For basic information there’s a lot of good sites out there explaining things like the transmitter, receiver, servos, batteries and frequencies etc. but they focus on RC Car, Planes or Boats, as opposed to Robotics which has it’s own set of issues.

I went to a local hobby shop yesterday hoping to find an expert who could help but didn’t get very far. They specialize in RC planes/cars and I had high hopes, but they were overwhelmed when I tried to explain how many motors and gizmo’s I needed to control in my R2. They did have some good pricing on 6 and 9 channel equipment, but couldn’t help when I started to ask about how to multiplex channels etc. and had no clue when I asked them how noisy the speed controllers they had for sale.

So last night I stumbled upon this great robotic website for newbies. It’s not fancy but it has a LOT of good information I’m trying to read through right now and it’s helped me to start to understand some of the cryptic posts to the R2 Builders Group when people talk about their RC setup.

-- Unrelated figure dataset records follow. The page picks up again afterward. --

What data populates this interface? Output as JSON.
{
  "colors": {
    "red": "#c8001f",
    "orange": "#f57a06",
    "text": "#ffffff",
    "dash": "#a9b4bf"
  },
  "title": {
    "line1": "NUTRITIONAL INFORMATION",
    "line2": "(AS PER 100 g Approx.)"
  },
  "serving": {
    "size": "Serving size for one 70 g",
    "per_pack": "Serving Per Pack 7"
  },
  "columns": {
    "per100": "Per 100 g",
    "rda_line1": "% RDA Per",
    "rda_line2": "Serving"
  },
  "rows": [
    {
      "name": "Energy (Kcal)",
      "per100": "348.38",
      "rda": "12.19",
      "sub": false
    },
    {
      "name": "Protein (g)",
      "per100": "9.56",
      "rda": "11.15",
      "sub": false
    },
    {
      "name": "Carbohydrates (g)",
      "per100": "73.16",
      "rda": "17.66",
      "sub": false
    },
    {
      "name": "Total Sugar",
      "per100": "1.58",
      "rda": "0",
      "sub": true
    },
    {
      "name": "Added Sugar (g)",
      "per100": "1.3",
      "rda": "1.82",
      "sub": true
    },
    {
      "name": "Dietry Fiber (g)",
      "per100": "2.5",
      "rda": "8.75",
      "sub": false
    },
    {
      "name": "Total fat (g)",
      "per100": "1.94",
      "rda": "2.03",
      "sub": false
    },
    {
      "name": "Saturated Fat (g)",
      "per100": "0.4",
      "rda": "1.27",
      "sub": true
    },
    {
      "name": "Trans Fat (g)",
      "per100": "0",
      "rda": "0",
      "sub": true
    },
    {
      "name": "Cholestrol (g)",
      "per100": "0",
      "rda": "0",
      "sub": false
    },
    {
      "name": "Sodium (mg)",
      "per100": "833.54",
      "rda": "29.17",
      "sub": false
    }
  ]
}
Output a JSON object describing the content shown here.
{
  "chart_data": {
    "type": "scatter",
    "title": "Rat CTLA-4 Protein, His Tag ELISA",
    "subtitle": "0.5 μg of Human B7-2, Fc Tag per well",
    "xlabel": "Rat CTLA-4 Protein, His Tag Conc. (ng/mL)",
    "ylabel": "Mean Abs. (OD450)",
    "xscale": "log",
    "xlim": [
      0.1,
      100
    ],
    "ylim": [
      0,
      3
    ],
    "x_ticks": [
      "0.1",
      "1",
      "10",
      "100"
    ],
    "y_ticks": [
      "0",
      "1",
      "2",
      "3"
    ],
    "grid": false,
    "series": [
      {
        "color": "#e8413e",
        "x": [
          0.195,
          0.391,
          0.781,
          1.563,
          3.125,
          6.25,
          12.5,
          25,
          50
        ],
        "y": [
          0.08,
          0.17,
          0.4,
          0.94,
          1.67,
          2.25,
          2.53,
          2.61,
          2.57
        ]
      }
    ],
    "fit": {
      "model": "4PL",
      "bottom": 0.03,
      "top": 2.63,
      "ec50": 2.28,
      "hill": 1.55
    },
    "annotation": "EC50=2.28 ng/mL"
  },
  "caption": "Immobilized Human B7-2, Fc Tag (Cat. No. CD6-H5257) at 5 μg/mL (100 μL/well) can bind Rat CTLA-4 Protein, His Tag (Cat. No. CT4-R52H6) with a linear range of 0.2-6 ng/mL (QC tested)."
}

The site even has a great section on 12V vs 24V motors. One note though, the site sells stuff too and I’m not recommending anything they have for sale, just the great FAQs they have.

I also finally opened up my Vex Robotics kit last night, which is a cross between a RC kit and a micro-controller which can be programmed to do functions. It has 6 channels so will cover basic control of an R2, i.e. wwo channels for the drive motors, one for the dome, and three spare for things like Utility Arms, Periscope etc.

I’m still hoping to get into programming it to give R2 some autonomy or ‘life’ e.g. If I ask him to raise the Periscope he’s go through a sequence to raise, it play specific sounds while the thing rotates - as opposed to me having to do all that manually via a remote.

I’ll try and keep this entry current with any good sites I find on Robotic RC info I find.